DeFroda Steven F, Kester Benjamin S, Newhouse Alexander C, Wichman Daniel M, Suppaiksorn Sunikom, Nho Shane J
Section of Young Adult Hip Surgery, Division of Sports Medicine, Department of Orthopedic Surgery, Hip Preservation Center, Rush University Medical Center, Chicago, Illinois, USA.
Video J Sports Med. 2021 Apr 13;1(2):26350254211003893. doi: 10.1177/26350254211003893. eCollection 2021 Mar-Apr.
Proximal hamstring injuries are increasingly common. While open repair with suture anchors placed in the ischial tuberosity has long been the gold standard technique for surgical management, endoscopic techniques can allow for smaller incisions, reduced wound complications, and an expedited recovery.
Patients with full-thickness 3-tendon proximal hamstring tears, 2-tendon tears with retraction >2 cm, or partial tears that remain symptomatic despite conservative management are considered for surgery. High-demand patients are often treated acutely, and low-demand patients may be offered surgery after a conservative management period.

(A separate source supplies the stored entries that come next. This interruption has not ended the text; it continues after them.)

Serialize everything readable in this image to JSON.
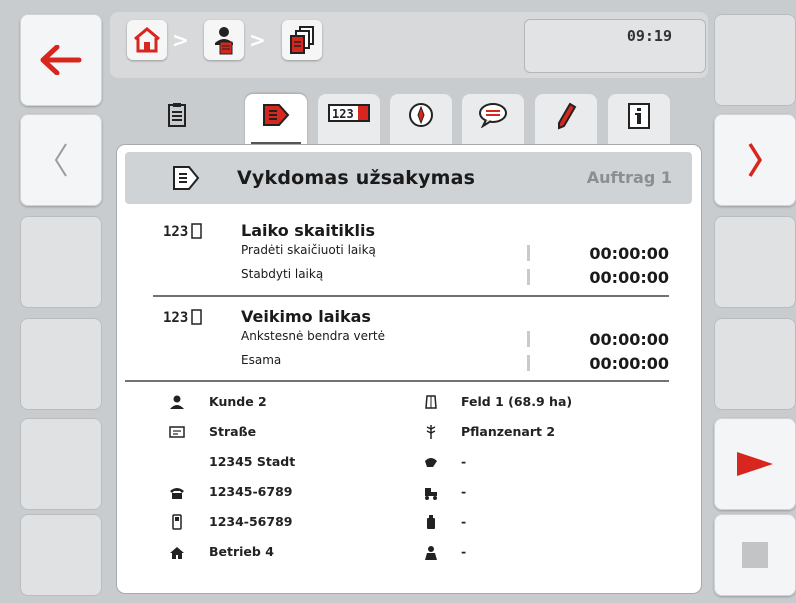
{
  "header": {
    "clock": "09:19",
    "breadcrumb": [
      "home-icon",
      "operator-icon",
      "documents-icon"
    ]
  },
  "tabs": [
    {
      "name": "tab-overview",
      "icon": "clipboard-icon",
      "active": false
    },
    {
      "name": "tab-current-task",
      "icon": "task-play-icon",
      "active": true
    },
    {
      "name": "tab-counters",
      "icon": "counter-123-icon",
      "active": false
    },
    {
      "name": "tab-navigation",
      "icon": "compass-icon",
      "active": false
    },
    {
      "name": "tab-comments",
      "icon": "speech-bubble-icon",
      "active": false
    },
    {
      "name": "tab-edit",
      "icon": "pencil-icon",
      "active": false
    },
    {
      "name": "tab-info",
      "icon": "info-icon",
      "active": false
    }
  ],
  "panel": {
    "title": "Vykdomas užsakymas",
    "subtitle": "Auftrag 1",
    "sections": [
      {
        "title": "Laiko skaitiklis",
        "rows": [
          {
            "label": "Pradėti skaičiuoti laiką",
            "value": "00:00:00"
          },
          {
            "label": "Stabdyti laiką",
            "value": "00:00:00"
          }
        ]
      },
      {
        "title": "Veikimo laikas",
        "rows": [
          {
            "label": "Ankstesnė bendra vertė",
            "value": "00:00:00"
          },
          {
            "label": "Esama",
            "value": "00:00:00"
          }
        ]
      }
    ],
    "left_info": [
      {
        "icon": "customer-icon",
        "text": "Kunde 2"
      },
      {
        "icon": "address-icon",
        "text": "Straße"
      },
      {
        "icon": "",
        "text": "12345 Stadt"
      },
      {
        "icon": "phone-icon",
        "text": "12345-6789"
      },
      {
        "icon": "mobile-icon",
        "text": "1234-56789"
      },
      {
        "icon": "farm-icon",
        "text": "Betrieb 4"
      }
    ],
    "right_info": [
      {
        "icon": "field-icon",
        "text": "Feld 1 (68.9 ha)"
      },
      {
        "icon": "crop-icon",
        "text": "Pflanzenart 2"
      },
      {
        "icon": "fertilizer-icon",
        "text": "-"
      },
      {
        "icon": "machine-icon",
        "text": "-"
      },
      {
        "icon": "product-icon",
        "text": "-"
      },
      {
        "icon": "worker-icon",
        "text": "-"
      }
    ]
  },
  "colors": {
    "accent_red": "#d7261e",
    "frame_grey": "#c9ccce",
    "header_grey": "#cfd3d6"
  }
}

In the prone position, 2 arthroscopic portals are created in the gluteal fold. Fluoroscopy is used to verify safe portal placement, and the sciatic nerve is visualized along with the retracted tendon origin. The ischial tuberosity is identified, and the hamstring origin is debrided and decorticated. An accessory portal is created for suture anchor placement. Two double-loaded anchors are placed in the tuberosity, the sutures of which are used to repair the hamstring tendons using a horizontal mattress configuration. Patients undergo a stepwise postoperative physical therapy protocol.
An 85% return to sport rate can be expected following all hamstring repairs, with some studies reporting as high as 95% after endoscopic repair. Compared with nonoperative treatment, proximal hamstring repair overall results in higher patient satisfaction and return to sport. While large studies have yet to report on outcomes compared with the traditional open technique, the smaller incisions look to reduce wound complications and postoperative pain.
DISCUSSION/CONCLUSION: Recent advancements in endoscopic techniques have allowed for adequate visualization and robust repair of proximal hamstring avulsions. We present our endoscopic technique of the proximal hamstring, which, compared with the traditional open repair, can decrease perioperative complications and accelerate recovery.
腘绳肌近端损伤日益常见。虽然长期以来,将缝合锚钉置于坐骨结节的开放修复一直是手术治疗的金标准技术,但内镜技术可实现更小的切口、减少伤口并发症并加快恢复。
全层3肌腱腘绳肌近端撕裂、2肌腱撕裂且回缩>2 cm或经保守治疗后仍有症状的部分撕裂患者可考虑手术。高需求患者通常接受急诊治疗,低需求患者可在保守治疗一段时间后接受手术。
患者俯卧位,在臀褶处建立2个关节镜入路。使用荧光透视法确认入路放置安全,并观察坐骨神经以及回缩的肌腱起点。识别坐骨结节,清理并剥除腘绳肌起点。建立一个辅助入路用于放置缝合锚钉。在结节处放置2个双负荷锚钉,其缝线采用水平褥式缝合方式修复腘绳肌腱。患者术后接受逐步的物理治疗方案。
所有腘绳肌修复术后预计恢复运动率为85%,一些研究报告内镜修复后高达95%。与非手术治疗相比,腘绳肌近端修复总体上能提高患者满意度并恢复运动。虽然大型研究尚未报告与传统开放技术相比的结果,但较小的切口似乎可减少伤口并发症和术后疼痛。
讨论/结论:内镜技术的最新进展已能充分观察并有力修复腘绳肌近端撕脱伤。我们介绍了腘绳肌近端的内镜技术,与传统开放修复相比,该技术可减少围手术期并发症并加速恢复。